Great question. Taking a different approach from Schopenhauer, the older idea of the music of the spheres is suggestive, especially when brought into the conversation that some musicologists are having about universal music. Does our music, and even the musical sounds animals make (whale song, for instance), echo something else, something that transcends the physical world? Do our notes and expressions serve as a kind of call-and-response to something? This gets into metaphysical concerns, but it does lead to considerations of why human cultures have so many different forms of music that yet have so many commonalities.

How about happy-sad music? That's how one student once described the clarinet in the Adagio of Mozart's Clarinet Concert. "Autumnal" etc., but with an underlying joyfulness. That's weird, and beautiful.  
The "music of the spheres" was probably meant as a mathematical idea, having to do with the ratios of planetary orbits. Plato thought that such massive objects moving rapidly through space must make a sound--but that sound would have been determined by "rational" intervals best (or most abstractly) described by mathematical relations. Even before Plato, Pythagoras noticed the mathematical relationships between octaves, etc. Much of our musical terminology (e.g., harmonic mean; chord progression; time signatures expressed in fractions; even pitch, measured in cycles per second) derive from the language of mathematics.

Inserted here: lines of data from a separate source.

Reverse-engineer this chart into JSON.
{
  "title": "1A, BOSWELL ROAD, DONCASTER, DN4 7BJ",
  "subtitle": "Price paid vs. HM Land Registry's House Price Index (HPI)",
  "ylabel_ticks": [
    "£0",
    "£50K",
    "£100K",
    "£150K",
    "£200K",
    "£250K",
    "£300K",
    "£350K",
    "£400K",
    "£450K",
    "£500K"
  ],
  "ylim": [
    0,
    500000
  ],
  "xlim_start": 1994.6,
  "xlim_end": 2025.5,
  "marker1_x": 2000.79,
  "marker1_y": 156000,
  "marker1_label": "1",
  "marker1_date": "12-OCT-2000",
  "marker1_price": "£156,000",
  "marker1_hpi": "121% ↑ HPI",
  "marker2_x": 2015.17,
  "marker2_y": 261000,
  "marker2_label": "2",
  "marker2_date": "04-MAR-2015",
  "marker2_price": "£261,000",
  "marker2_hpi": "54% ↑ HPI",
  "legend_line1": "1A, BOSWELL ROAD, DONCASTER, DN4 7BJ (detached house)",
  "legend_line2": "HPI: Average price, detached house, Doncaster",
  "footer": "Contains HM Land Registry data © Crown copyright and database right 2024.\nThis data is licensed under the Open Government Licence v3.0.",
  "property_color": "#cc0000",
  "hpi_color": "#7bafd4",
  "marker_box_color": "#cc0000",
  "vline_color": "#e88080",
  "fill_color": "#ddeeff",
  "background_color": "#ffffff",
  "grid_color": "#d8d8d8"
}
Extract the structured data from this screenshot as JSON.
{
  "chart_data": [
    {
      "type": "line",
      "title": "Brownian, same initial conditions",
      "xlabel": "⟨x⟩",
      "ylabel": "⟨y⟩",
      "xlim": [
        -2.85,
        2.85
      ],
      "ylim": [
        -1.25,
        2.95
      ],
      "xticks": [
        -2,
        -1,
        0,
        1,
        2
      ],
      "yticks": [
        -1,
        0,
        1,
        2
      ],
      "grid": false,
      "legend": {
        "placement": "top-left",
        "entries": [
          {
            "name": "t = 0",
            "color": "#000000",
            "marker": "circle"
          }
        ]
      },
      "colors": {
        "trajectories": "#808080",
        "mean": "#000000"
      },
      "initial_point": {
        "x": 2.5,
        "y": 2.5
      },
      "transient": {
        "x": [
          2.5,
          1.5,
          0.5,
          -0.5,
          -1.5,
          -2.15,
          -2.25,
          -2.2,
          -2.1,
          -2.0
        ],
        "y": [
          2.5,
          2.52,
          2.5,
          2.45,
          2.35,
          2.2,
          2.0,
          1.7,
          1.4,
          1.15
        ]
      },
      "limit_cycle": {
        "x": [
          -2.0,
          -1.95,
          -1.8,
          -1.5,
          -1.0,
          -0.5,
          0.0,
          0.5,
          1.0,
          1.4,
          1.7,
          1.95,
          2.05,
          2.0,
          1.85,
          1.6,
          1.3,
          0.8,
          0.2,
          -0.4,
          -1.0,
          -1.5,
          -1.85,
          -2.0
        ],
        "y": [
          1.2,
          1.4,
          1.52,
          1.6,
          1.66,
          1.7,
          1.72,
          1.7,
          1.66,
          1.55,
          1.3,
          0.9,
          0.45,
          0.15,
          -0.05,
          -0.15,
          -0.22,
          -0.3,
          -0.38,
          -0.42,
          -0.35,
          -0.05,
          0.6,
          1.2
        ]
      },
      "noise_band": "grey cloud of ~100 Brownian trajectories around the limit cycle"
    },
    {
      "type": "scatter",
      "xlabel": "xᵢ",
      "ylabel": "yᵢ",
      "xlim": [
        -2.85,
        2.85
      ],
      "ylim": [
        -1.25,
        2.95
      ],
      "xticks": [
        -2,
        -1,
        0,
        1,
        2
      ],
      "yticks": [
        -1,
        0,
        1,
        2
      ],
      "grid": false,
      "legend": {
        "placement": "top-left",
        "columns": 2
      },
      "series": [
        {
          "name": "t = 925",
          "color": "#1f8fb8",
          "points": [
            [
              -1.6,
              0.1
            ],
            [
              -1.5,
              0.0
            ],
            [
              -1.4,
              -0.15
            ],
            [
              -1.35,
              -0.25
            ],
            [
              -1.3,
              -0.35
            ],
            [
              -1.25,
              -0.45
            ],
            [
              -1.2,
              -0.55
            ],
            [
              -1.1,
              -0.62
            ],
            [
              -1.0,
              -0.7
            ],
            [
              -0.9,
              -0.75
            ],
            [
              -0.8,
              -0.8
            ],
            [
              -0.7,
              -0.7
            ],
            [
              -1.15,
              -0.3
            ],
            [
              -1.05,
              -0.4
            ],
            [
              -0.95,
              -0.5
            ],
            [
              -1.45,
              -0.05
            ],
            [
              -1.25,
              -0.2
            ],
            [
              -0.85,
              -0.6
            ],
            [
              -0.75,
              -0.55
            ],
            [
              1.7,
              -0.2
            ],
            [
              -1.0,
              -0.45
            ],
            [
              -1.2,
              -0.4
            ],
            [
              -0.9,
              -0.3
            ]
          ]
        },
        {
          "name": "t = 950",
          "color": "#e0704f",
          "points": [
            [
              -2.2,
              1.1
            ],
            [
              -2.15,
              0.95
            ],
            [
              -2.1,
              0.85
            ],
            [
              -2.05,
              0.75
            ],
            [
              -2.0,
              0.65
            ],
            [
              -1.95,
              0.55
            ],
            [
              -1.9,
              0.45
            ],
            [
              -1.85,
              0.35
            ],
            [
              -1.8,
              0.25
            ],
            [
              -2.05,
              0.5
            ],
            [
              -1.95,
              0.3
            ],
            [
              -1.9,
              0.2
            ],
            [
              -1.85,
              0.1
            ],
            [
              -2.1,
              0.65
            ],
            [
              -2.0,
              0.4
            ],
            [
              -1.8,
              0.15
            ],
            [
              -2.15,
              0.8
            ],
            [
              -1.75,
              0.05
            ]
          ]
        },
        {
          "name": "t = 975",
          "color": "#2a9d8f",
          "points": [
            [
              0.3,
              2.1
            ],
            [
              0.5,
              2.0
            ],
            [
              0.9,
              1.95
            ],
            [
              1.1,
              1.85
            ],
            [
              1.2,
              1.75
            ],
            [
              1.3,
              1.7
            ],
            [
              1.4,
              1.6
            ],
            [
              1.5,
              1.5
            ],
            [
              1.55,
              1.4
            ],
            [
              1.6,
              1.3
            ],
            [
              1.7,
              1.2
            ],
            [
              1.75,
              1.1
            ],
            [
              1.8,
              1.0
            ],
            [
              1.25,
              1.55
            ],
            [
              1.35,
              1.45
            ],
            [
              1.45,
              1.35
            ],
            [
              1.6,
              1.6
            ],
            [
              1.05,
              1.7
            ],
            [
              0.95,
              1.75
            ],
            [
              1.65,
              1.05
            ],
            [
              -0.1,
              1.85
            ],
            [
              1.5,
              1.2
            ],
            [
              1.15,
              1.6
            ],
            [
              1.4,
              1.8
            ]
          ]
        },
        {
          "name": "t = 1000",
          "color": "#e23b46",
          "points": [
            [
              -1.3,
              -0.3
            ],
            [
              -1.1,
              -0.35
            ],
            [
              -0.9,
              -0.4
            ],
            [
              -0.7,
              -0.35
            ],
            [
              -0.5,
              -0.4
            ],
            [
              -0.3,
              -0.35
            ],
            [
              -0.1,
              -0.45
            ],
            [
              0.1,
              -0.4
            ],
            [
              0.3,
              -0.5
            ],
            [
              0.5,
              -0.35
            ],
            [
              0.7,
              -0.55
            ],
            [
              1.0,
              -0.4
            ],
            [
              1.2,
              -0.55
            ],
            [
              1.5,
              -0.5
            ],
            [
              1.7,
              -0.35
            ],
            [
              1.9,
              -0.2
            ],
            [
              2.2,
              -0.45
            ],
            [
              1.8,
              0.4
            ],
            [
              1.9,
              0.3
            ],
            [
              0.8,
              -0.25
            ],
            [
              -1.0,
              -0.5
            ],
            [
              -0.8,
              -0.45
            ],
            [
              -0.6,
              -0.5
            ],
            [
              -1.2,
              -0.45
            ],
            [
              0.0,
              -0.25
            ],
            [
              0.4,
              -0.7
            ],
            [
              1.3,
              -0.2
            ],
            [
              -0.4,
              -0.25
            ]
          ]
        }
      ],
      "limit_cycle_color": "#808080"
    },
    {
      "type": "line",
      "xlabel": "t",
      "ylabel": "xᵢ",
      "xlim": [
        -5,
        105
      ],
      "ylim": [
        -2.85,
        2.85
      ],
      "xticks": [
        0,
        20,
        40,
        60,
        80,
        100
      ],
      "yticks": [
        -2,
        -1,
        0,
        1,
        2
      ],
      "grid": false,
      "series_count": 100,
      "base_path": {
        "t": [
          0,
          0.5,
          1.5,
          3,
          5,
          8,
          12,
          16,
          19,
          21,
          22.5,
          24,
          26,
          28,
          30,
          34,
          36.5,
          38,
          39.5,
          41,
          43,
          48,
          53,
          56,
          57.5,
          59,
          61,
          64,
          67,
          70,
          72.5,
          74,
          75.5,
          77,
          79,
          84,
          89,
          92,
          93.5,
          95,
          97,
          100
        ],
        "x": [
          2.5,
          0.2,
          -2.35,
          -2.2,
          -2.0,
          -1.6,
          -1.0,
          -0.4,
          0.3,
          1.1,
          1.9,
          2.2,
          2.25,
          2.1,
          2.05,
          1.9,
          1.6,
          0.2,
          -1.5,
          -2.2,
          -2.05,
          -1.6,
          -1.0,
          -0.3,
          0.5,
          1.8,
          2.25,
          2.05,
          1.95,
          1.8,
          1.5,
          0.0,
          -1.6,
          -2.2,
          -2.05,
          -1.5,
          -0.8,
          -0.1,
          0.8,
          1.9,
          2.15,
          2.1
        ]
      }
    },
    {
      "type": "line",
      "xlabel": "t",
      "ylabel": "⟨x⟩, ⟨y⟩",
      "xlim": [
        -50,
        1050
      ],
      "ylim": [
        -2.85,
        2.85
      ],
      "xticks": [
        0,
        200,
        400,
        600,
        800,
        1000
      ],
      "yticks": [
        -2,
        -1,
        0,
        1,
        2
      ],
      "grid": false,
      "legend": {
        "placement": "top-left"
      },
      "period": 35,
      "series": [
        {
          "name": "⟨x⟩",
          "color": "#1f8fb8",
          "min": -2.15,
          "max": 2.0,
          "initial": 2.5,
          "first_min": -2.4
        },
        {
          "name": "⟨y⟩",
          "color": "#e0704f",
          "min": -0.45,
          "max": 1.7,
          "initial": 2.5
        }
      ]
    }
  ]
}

In this context, Leibniz remarked that music was "an unconscious exercise in arithmetic in which the mind does not realize it is counting."

But one must be careful in supposing musical aesthetics to be "universal." Japanese music, Indonesian gamelan music--and, for that matter, ancient Greek music, so far as we've been able to reconstruct it--don't rely on the key relationships we take for granted in western music. The perception of "beauty" in music, and also mood, is a highly culturally specific thing, and depends on musical conventions that are not universal.